On the images of certain $G_2$-valued automorphic Galois representations

TL;DR

This paper investigates the images of certain G_2-valued automorphic Galois representations, proving that under specific conditions, their residual images are maximally large for infinitely many primes, with applications to explicit examples.

Contribution

It establishes the largeness of residual images of G_2-valued Galois representations associated to automorphic forms, extending understanding of their image structure under automorphic conditions.

Findings

Residual images are as large as possible for infinitely many primes.

Results apply to specific examples by Chenevier, Renard, and Ta"ibi.

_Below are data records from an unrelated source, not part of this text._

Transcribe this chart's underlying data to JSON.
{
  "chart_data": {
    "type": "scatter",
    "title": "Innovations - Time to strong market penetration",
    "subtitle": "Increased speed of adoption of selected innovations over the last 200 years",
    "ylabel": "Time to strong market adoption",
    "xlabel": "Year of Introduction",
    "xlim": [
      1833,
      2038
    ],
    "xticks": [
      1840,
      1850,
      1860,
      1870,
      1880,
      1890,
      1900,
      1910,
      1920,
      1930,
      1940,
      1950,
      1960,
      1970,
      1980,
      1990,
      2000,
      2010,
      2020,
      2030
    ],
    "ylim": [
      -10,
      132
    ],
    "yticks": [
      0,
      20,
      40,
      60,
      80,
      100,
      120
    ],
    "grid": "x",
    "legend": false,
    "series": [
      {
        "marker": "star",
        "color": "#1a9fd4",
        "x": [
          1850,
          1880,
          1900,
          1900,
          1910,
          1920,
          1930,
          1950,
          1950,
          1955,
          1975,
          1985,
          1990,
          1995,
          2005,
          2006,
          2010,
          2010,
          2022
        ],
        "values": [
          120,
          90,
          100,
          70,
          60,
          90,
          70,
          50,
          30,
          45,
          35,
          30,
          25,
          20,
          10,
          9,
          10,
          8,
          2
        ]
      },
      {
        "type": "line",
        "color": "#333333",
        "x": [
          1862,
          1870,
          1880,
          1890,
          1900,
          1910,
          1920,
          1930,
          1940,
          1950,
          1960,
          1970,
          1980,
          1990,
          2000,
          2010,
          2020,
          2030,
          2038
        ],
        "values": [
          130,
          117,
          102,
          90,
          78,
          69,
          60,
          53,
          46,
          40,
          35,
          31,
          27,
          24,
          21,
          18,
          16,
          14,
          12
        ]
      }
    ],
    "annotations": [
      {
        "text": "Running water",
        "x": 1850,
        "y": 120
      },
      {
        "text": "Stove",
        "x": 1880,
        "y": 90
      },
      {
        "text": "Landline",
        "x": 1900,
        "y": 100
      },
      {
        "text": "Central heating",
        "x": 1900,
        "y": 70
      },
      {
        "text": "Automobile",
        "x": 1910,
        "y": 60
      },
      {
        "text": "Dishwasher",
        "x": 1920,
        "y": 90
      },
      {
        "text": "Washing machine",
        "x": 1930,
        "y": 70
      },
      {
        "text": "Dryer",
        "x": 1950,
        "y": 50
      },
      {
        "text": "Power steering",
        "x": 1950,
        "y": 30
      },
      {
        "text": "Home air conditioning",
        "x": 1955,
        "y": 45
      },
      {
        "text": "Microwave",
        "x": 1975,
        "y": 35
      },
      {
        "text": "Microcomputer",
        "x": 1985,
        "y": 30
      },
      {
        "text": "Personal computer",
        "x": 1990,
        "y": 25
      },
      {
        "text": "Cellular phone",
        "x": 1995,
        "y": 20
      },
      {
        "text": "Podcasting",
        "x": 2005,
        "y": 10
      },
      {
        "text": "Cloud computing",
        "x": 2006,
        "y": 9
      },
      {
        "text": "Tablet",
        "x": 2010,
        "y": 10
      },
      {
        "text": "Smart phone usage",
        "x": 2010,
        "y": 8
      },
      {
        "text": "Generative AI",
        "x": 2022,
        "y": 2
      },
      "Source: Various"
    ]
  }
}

Provides new insights into the image structure of G_2-valued Galois representations.

Abstract

In this paper we study the images of certain families $\{\rho_{\pi,\ell} \}_\ell$ of $G_2$-valued Galois representations of $\mbox{Gal}(\overline{F}/F)$ associated to $L$-algebraic regular, self-dual, cuspidal automorphic representations $\pi$ of $\mbox{GL}_7(\mathbb{A}_F)$, where $F$ is a totally real field. In particular, we prove that, under certain automorphic conditions, the images of the residual representations $\overline{\rho}_{\pi,\ell}$ are as large as possible for infinitely many primes $\ell$. Moreover, we apply our result to some examples constructed by Chenevier, Renard and Ta\"ibi.